In everything I do I see Rickie’s hand. Without the sacrifices we made all those years to have the ranch, I wouldn’t have been able to sell it and buy this place. Without his belief that we have to take every chance to grab happiness and joy when it presents itself, I wouldn’t have had the courage to go off on my own like I did. Without all the skills I learned from him, I wouldn’t have been as confident to do some of the things I do. And without his love for the natural world and how he instilled it in me and the kids and grandkids, I wouldn’t have picked this place of peace and beauty.

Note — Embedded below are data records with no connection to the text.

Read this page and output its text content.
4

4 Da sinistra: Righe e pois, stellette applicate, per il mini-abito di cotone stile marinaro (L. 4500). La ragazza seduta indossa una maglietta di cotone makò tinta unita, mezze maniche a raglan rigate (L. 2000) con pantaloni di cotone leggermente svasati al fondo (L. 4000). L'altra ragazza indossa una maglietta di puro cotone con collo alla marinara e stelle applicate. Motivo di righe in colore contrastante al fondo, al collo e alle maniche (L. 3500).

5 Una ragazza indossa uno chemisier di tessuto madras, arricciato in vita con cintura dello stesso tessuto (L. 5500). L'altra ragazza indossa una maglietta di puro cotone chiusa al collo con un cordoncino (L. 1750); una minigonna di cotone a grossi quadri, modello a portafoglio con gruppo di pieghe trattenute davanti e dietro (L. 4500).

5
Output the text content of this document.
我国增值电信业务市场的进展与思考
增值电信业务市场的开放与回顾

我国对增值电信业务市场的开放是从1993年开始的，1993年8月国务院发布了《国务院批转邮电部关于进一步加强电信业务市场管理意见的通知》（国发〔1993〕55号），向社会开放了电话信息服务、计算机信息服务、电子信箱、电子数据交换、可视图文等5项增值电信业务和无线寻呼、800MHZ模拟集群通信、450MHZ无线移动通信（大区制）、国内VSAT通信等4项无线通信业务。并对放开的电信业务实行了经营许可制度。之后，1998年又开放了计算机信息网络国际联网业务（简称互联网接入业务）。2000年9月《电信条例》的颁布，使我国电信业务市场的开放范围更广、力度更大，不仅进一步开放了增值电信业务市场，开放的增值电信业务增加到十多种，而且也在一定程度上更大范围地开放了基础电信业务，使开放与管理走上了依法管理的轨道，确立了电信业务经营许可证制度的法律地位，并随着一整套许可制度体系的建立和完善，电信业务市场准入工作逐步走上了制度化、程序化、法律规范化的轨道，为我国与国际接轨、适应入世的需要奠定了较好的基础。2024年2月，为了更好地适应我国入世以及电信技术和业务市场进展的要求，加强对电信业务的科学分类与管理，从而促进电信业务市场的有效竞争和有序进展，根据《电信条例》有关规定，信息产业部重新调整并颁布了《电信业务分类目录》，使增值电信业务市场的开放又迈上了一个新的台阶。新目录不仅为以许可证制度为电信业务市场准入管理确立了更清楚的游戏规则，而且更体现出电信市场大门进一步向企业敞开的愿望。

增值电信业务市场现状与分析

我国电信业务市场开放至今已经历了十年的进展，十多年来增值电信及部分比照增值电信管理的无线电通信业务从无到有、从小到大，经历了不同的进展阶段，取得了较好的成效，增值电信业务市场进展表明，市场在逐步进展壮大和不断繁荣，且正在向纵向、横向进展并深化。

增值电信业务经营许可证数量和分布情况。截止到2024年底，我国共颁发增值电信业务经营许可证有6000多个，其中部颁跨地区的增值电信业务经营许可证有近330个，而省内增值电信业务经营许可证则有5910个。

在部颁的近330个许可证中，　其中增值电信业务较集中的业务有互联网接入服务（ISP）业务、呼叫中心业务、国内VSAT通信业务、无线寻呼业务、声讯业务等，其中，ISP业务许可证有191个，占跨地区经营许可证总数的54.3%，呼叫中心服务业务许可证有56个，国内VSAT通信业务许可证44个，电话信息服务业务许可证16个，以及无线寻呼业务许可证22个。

I sometimes wish we had sold the ranch when he was alive and come here. He would have loved the adventures we’ve had. And I believe had he lived we might have done just that after he was retired a couple of years. We talked about it many times and he was always ready to do something different. He was the only one in my family like that. And he taught me to be that way and I’m grateful. It’s made all the difference in my life. That road less traveled.

My grandson Larry Michael told me that Rickie lived on in me because he changed me into the person I am. And that when I went to Colorado people would know him because of who I now was. Sometimes when I’m doing something or making a decision that I never would have before, I’ll say Rickie is gone and so now I have to be Rickie. Sort of like Negan on Walking Dead and how all his people say they are Negan when asked who they are. In many ways, I am Rickie and so are all those he influenced.



It’s been quite a year, this 2017. I hope 2018 finds us courageous enough to face what life tosses at us and that if we find ourselves faced with choices, we don’t always take the familiar one. That road less traveled does, indeed, make all the difference.